Het Uwv heeft verzocht de aangevallen uitspraak te bevestigen.
4. De Raad oordeelt als volgt.
4.1.
De beroepsgrond van appellant dat het medisch onderzoek onzorgvuldig was, slaagt niet. De verzekeringsarts bezwaar en beroep heeft in zijn rapport van 1 februari 2021 gemotiveerd dat appellant, waarschijnlijk mede vanwege Covid-19, niet is gezien door de primaire verzekeringsarts, maar dat de aanwezige informatie op zich duidelijk en inzichtelijk genoeg is en dat appellant in persoon zien verder niets toevoegt aan de beoordeling. Deze motivering is navolgbaar. Het betreft hier immers een herhaalde aanvraag, in het kader waarvan, zoals hierna zal worden toegelicht, geen nieuwe feiten en omstandigheden naar voren zijn gekomen.
4.2.
De rechtbank heeft in de aangevallen uitspraak terecht geoordeeld dat in deze zaak niet is gebleken van nieuwe feiten of veranderde omstandigheden. De overwegingen van de rechtbank worden onderschreven. Appellant heeft in hoger beroep opnieuw gewezen op de diagnoses ODD, slaapstoornis en mogelijke ADHD. Zoals de rechtbank met juistheid heeft overwogen, is met de genoemde aandoeningen al in 2018 rekening gehouden. Verder maakt een licht verstandelijke beperking, zoals de verzekeringsarts bezwaar en beroep heeft opgemerkt in zijn rapport van 1 februari 2021, niet dat geen eenvoudige taak kan worden uitgevoerd. Volledigheidshalve wordt verder opgemerkt dat wat appellant heeft aangevoerd ook geen aanleiding is voor het oordeel dat de weigering om terug te komen van het besluit van 18 december 2018 evident onredelijk is of voor het oordeel dat, vanwege onjuistheid van dat besluit anders dan op grond van nieuwe feiten of veranderde omstandigheden, voor de toekomst van dat besluit had moeten worden teruggekomen.
4.3.
Gelet op het voorgaande heeft de rechtbank terecht het Uwv gevolgd in zijn standpunt dat appellant op de in geding zijnde datum beschikte over arbeidsvermogen en om die reden niet als jonggehandicapte is aan te merken.
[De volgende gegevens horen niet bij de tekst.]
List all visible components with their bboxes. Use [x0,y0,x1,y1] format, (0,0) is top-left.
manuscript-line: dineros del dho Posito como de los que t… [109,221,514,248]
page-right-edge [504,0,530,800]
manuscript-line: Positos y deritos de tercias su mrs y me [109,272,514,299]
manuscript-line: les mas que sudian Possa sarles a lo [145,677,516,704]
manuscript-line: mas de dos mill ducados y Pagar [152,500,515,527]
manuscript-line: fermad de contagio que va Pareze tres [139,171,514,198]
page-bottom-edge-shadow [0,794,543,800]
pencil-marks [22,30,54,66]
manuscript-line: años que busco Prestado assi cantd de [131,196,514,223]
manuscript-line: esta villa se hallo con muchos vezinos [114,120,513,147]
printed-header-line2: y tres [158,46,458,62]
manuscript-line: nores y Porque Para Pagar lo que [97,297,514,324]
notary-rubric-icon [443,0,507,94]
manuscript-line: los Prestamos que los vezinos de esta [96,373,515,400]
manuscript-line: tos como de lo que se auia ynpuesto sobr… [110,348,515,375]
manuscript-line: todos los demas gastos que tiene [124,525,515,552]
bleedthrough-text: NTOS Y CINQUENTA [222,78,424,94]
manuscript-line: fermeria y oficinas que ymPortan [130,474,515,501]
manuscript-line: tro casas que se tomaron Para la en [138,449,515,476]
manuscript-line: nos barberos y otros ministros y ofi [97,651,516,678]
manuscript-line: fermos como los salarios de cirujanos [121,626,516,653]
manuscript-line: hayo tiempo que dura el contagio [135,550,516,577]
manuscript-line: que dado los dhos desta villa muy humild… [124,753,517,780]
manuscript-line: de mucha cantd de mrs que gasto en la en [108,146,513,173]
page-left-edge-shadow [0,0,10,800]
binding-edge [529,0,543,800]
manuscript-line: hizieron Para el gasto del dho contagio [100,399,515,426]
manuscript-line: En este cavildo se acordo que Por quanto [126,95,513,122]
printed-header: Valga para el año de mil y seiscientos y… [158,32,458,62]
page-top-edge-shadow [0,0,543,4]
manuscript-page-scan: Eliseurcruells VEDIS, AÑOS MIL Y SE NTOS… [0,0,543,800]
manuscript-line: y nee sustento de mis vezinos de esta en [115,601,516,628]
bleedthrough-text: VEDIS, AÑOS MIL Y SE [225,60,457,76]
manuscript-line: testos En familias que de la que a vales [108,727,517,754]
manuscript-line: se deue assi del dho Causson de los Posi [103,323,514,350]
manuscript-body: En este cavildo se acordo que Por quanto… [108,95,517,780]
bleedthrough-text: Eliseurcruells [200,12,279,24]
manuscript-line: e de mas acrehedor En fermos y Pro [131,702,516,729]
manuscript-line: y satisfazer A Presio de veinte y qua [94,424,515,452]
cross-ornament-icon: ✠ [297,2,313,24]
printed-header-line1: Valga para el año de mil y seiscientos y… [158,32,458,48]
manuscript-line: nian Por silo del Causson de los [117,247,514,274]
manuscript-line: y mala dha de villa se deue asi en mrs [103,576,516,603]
Aan de vraag naar de duurzaamheid wordt niet toegekomen.
4.4.
Uit 4.1, 4.2 en 4.3 volgt dat het hoger beroep niet slaagt, zodat de aangevallen uitspraak moet worden bevestigd.
5. Voor een veroordeling in de proceskosten bestaat geen aanleiding.

BESLISSING

De Centrale Raad van Beroep bevestigt de aangevallen uitspraak.
Deze uitspraak is gedaan door S.B. Smit-Colenbrander als voorzitter en B.J. van de Griend en C.F.E. van Olden-Smit als leden, in tegenwoordigheid van I. Gök als griffier. De beslissing is uitgesproken in het openbaar op 5 juli 2023.